Influence of Different Generator Network Structures

The results of the comparative analyses (Fig. 8) indicate that MS_SRGAN exhibited a higher performance than the other models in achieving super-resolution, implying that the model’s improvement of multispectral images is effective. The RSE block plays an important role in the model because this attention mechanism can effectively highlight more prominent features of the channel and realize the model’s ability to correct the spectral information.

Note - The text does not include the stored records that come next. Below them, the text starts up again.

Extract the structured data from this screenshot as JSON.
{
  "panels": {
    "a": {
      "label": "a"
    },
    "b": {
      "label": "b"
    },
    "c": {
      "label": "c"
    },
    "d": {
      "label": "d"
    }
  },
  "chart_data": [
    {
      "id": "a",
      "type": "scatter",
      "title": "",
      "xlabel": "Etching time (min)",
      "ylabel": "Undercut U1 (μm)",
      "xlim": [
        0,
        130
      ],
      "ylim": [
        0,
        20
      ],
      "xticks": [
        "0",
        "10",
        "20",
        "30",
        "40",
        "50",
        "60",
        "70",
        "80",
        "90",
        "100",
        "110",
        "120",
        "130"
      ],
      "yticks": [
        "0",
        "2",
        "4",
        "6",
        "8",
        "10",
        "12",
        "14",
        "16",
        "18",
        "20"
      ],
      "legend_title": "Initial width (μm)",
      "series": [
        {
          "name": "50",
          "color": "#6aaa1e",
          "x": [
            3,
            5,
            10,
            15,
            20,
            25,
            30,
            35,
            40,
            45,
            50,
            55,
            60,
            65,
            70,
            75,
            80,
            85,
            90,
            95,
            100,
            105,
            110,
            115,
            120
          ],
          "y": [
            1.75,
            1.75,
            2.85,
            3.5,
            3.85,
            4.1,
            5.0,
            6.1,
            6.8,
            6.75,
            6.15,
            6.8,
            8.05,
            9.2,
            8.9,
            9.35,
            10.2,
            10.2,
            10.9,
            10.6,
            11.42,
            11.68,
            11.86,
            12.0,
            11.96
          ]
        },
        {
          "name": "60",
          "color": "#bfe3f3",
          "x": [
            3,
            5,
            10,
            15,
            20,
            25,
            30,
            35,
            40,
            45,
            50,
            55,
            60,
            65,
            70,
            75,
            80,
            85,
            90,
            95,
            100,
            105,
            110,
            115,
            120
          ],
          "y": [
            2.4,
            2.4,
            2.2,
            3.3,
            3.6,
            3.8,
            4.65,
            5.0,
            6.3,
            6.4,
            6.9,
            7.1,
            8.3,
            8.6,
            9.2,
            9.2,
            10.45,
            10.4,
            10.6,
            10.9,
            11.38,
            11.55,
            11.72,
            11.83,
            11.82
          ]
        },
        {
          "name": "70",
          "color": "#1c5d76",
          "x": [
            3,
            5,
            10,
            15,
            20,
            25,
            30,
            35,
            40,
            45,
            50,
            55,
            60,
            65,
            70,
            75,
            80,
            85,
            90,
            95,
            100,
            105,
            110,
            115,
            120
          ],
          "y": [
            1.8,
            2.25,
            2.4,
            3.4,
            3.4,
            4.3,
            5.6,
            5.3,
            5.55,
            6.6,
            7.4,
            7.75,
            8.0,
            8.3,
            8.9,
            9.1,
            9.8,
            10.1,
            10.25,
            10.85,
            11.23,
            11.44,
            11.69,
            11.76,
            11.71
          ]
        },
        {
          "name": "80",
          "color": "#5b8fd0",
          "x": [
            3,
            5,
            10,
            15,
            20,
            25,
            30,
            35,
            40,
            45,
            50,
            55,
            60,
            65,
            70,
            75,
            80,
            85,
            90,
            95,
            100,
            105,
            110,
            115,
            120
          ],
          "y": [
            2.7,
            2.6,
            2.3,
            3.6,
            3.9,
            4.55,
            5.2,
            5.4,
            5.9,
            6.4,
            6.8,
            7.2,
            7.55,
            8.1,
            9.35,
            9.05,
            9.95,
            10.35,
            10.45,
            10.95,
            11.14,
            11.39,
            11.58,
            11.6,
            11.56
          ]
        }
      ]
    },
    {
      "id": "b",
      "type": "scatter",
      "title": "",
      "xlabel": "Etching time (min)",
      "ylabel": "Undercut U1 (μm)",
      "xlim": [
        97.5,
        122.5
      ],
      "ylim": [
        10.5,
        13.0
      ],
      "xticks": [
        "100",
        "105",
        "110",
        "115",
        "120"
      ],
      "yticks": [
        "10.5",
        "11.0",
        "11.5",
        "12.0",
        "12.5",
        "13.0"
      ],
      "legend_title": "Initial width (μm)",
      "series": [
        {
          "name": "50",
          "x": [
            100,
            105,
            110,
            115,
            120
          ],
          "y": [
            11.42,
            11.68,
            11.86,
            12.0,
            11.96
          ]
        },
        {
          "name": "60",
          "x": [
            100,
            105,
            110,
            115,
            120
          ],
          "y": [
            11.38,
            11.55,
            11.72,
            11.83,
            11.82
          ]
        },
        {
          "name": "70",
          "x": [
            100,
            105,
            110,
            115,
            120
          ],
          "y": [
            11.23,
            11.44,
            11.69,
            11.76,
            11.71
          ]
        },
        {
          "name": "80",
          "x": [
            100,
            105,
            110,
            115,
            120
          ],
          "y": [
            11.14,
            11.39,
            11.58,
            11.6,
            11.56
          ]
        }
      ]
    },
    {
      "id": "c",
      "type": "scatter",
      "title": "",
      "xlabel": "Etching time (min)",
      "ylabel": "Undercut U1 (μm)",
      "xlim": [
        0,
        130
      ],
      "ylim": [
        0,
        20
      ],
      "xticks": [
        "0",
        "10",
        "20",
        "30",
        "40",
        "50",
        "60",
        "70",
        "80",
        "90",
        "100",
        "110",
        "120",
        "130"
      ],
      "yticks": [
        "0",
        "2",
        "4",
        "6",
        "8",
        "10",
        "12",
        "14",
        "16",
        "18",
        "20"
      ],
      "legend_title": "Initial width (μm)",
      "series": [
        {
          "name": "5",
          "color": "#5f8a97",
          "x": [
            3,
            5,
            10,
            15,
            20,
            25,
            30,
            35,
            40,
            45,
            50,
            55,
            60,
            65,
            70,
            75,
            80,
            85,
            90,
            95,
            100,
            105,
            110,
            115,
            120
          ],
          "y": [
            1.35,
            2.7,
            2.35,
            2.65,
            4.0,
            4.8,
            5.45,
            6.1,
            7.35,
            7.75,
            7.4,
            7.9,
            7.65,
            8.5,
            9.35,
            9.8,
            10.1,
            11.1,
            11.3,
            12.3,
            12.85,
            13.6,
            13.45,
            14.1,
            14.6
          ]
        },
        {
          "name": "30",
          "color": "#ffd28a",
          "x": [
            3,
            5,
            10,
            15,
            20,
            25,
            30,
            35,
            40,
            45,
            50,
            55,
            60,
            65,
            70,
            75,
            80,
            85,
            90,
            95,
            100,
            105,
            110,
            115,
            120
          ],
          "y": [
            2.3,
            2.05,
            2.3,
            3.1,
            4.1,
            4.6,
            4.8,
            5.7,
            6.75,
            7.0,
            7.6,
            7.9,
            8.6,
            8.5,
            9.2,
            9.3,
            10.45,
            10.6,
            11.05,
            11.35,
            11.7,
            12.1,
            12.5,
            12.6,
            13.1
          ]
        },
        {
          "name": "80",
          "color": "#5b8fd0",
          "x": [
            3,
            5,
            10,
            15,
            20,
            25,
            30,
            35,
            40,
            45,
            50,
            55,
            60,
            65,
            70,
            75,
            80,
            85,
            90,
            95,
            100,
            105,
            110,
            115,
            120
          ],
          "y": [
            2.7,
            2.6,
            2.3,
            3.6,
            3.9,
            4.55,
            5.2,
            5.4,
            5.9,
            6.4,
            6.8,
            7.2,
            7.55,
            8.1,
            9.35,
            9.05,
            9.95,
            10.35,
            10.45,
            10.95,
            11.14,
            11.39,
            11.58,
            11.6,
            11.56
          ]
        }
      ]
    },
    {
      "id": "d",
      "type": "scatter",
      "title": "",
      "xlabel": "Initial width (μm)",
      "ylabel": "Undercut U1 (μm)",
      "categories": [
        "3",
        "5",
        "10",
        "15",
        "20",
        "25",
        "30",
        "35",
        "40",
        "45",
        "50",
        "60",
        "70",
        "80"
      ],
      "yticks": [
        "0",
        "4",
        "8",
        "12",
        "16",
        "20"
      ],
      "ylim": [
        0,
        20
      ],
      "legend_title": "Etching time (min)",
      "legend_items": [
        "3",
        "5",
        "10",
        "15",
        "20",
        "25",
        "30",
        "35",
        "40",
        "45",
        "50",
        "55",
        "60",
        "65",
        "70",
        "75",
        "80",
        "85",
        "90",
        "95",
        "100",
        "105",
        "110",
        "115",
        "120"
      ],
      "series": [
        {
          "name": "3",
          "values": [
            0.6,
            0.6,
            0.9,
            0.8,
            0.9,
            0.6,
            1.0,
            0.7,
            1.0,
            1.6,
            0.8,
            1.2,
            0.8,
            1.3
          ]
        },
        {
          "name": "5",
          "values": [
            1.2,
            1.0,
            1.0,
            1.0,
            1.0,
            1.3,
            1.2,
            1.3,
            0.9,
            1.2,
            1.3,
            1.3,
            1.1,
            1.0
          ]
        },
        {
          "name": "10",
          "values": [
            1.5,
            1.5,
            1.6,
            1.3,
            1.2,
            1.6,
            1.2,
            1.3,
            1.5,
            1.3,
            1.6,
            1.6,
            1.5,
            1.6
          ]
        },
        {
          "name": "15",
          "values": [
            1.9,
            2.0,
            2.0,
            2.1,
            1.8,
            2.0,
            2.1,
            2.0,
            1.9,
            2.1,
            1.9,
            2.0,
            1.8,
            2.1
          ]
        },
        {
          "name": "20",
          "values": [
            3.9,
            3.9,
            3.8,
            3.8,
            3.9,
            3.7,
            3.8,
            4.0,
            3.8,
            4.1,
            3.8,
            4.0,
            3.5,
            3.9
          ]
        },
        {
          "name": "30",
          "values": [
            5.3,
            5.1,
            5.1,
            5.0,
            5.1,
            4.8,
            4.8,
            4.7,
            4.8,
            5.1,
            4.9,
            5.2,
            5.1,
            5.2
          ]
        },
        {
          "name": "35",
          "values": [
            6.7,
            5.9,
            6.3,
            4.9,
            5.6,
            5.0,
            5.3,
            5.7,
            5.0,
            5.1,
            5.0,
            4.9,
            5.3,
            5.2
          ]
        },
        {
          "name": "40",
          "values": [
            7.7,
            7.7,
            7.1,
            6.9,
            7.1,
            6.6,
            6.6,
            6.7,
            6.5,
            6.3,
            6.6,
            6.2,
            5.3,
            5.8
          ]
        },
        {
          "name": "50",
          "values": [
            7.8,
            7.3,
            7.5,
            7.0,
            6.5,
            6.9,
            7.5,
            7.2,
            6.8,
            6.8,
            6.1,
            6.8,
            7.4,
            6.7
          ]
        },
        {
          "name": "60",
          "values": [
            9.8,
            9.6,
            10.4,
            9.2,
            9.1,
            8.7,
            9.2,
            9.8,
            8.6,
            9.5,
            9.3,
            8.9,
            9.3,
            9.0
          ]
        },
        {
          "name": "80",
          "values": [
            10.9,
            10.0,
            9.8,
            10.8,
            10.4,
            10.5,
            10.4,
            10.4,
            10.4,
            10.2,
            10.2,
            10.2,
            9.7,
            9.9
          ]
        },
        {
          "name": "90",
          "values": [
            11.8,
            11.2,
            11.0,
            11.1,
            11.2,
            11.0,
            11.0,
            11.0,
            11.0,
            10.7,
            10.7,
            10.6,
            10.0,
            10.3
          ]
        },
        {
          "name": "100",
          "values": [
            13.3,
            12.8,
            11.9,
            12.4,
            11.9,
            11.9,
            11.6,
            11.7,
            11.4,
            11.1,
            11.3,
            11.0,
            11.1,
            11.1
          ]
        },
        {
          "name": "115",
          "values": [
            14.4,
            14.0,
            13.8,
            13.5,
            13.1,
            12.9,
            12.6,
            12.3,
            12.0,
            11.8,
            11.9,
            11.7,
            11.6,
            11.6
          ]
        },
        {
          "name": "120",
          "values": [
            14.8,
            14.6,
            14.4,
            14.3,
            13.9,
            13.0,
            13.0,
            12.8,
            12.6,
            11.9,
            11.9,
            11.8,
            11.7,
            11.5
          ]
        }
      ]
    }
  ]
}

To choose the upsampling layer, we conducted tests on both the deconvolution and sub-pixel convolution. The test results show that deconvolution can generate super-resolution results more quickly and efficiently. Finer results can be obtained with additional training of sub-pixel convolution, but these finer results are often different from the real images. Therefore, we chose deconvolution as the upsampling layer because it is more efficient and has a better performance.

5.3.

Influence of Surface Feature Type on Super-Resolution

In Fig. 6 show that the results of buildings by MS_SRGAN are poorer than those of crops, which can be attributed to the images in the GF1-GF2 dataset only contain a small part of architectural features, with a relatively sparse distribution of buildings. In addition, some buildings contain only a few pixel blocks in the low-resolution image, causing difficulty in obtaining high-frequency textural information for the model. In contrast, crop coverage was large, and hence, the results were better than those for buildings.

The NIR band is included in the red band, and it is mainly used to detect the existence of O-H (O: oxygen and H: hydrogen), N-H (N: nitrogen), and C-H (C: carbon) bonds in substances. The NIR band is often used for the monitoring and analysis of plants because plants mostly contain these chemical bonds. The test results given in Fig. 7 show that the reconstruction result was the poorest for the NIR band of crops among all bands. This is because the crops contain large quantities of the O-H, N-H, and C-H chemical bonds, but there are differences in the content of the chemical bonds between individual plants. Therefore, the high-frequency textural details of the crops in the NIR band are complex, and it is more difficult to achieve super-resolution.